Established weighted Orlicz-Sobolev estimates for viscosity solutions.

Proved regularity results for obstacle problems related to these PDEs.

Derived variable exponent Morrey-Sobolev estimates using extrapolation techniques.

Abstract

In this manuscript, we establish global weighted Orlicz-Sobolev and variable exponent Morrey-Sobolev estimates for viscosity solutions to fully nonlinear parabolic equations subject to oblique boundary conditions on a portion of the boundary, within the following framework: \begin{equation*} \left\{ \begin{array}{rclcl} F(D^2u,Du,u,x,t) - u_{t} &=& f(x,t) & \text{in} & \Omega_{\mathrm{T}}, \\ \beta \cdot Du + \gamma u &=& g(x,t) & \text{on} & \mathrm{S}_{\mathrm{T}}, \\ u(x, 0) &=& 0 & \text{on} & \Omega_{0}, \end{array} \right. \end{equation*} where \(\Omega_{\mathrm{T}} = \Omega \times (0,\mathrm{T})\) denotes the parabolic cylinder with spatial base \(\Omega\) (a bounded domain in \(\mathbb{R}^{n}\), \(n \geq 2\)) and temporal height \(\mathrm{T} > 0\), \(\mathrm{S}_{\mathrm{T}} = \partial \Omega \times (0,\mathrm{T})\), and \(\Omega_{0} = \Omega \times \{0\}\).
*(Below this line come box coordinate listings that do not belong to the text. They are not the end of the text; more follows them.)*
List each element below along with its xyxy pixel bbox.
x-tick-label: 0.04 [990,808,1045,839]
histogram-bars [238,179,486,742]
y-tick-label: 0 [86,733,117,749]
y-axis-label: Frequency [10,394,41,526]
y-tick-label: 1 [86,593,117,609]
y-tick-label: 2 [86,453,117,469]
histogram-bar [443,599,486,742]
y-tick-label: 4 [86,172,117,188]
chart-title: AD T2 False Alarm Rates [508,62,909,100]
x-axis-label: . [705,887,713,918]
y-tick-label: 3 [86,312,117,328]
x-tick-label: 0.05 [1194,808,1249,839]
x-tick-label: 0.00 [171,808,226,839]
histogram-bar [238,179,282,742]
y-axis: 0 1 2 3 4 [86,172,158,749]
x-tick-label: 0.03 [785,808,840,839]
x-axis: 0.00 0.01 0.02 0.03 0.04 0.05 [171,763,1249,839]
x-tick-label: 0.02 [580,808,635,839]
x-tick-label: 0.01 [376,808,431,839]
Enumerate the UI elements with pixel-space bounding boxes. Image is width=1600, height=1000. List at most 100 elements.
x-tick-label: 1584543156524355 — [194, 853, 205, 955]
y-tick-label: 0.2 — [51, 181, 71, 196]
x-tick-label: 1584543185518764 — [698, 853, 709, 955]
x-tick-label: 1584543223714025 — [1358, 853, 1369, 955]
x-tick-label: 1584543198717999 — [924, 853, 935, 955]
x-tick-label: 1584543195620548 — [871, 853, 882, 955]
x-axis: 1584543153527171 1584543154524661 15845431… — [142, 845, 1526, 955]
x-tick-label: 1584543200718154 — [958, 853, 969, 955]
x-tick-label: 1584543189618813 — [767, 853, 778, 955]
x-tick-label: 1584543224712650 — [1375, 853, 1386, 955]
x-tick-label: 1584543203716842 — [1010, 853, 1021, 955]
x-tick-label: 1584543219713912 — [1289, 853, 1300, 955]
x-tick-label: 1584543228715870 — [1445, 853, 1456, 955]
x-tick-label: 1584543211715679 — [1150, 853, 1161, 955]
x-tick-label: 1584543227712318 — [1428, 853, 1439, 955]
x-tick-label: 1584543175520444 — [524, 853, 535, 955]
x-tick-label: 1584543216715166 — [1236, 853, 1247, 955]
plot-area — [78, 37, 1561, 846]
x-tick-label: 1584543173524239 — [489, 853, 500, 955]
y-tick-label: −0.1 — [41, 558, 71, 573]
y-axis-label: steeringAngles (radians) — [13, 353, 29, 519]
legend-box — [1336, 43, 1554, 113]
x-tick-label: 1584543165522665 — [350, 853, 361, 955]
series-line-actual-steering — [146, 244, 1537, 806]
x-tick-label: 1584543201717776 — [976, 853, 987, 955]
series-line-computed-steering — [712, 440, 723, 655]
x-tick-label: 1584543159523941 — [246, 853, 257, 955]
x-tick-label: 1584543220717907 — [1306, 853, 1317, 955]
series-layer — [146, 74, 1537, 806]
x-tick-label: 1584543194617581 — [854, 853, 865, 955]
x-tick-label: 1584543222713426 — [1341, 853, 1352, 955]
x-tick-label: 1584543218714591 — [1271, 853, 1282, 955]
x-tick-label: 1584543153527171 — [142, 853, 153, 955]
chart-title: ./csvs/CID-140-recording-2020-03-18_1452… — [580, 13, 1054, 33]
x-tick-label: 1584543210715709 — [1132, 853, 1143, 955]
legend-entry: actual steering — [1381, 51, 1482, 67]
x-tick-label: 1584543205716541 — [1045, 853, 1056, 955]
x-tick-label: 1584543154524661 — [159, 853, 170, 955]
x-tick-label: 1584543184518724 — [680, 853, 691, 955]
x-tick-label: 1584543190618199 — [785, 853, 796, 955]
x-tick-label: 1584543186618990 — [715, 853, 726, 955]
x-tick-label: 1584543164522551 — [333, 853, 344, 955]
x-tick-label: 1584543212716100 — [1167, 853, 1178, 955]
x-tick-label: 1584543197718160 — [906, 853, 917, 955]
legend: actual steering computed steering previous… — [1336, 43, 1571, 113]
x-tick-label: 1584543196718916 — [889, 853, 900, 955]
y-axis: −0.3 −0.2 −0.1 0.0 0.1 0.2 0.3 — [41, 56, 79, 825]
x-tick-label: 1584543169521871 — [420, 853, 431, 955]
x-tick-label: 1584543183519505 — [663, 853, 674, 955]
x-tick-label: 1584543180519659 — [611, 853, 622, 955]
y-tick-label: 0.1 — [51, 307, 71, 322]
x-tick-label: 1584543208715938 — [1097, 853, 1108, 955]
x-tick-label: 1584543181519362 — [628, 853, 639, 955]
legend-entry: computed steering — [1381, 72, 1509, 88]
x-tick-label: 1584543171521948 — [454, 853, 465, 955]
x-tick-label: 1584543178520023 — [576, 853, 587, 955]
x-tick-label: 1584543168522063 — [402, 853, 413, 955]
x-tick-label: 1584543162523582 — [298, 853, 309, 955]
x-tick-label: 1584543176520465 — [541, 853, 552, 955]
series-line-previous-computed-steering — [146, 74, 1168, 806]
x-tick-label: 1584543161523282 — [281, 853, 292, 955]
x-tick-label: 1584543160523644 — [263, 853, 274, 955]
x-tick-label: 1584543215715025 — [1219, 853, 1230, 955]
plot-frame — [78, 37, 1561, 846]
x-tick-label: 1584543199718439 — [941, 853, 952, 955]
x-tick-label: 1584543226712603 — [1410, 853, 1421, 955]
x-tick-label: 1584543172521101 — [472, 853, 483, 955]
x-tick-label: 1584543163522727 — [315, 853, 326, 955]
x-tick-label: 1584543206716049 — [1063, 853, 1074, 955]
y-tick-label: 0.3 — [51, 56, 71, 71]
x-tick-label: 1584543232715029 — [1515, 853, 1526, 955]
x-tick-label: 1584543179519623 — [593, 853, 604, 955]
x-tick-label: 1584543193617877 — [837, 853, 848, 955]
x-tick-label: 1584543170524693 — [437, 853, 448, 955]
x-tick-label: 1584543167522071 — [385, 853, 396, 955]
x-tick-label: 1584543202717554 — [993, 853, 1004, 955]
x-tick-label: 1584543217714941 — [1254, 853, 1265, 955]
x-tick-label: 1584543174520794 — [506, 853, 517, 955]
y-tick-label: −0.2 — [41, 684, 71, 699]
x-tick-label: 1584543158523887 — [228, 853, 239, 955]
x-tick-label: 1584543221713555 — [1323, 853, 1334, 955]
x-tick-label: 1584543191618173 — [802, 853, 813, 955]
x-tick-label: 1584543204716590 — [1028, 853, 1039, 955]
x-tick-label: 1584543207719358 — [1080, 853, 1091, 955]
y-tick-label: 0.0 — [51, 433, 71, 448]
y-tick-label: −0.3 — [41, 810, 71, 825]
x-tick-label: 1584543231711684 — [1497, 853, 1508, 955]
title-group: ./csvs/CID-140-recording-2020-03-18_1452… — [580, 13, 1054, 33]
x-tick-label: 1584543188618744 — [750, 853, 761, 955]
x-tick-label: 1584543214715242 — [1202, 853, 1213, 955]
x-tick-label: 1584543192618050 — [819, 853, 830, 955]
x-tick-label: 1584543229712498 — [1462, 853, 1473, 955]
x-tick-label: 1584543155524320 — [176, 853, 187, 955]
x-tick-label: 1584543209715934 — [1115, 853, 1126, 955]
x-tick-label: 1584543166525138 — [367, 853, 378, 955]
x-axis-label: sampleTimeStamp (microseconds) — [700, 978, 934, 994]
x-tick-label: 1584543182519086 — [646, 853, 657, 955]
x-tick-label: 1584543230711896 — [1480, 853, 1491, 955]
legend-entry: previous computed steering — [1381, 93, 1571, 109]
Additionally, \(f\) represents the source term of the parabolic equation, while the boundary data are given by \(\beta\), \(\gamma\), and \(g\). Our first main result is a global weighted Orlicz-Sobolev estimate for the solution, obtained under asymptotic structural conditions on the differential operator and appropriate assumptions on the boundary data, assuming that the source term belongs to the corresponding weighted Orlicz space. Leveraging these estimates, we demonstrate several applications, including a density result within the fundamental class of parabolic equations, regularity results for the related obstacle problem, and weighted Orlicz-BMO estimates for both the Hessian and the time derivative of the solution. Lastly, we derive variable exponent Morrey-Sobolev estimates for the problem via an extrapolation technique, which are of independent mathematical interest.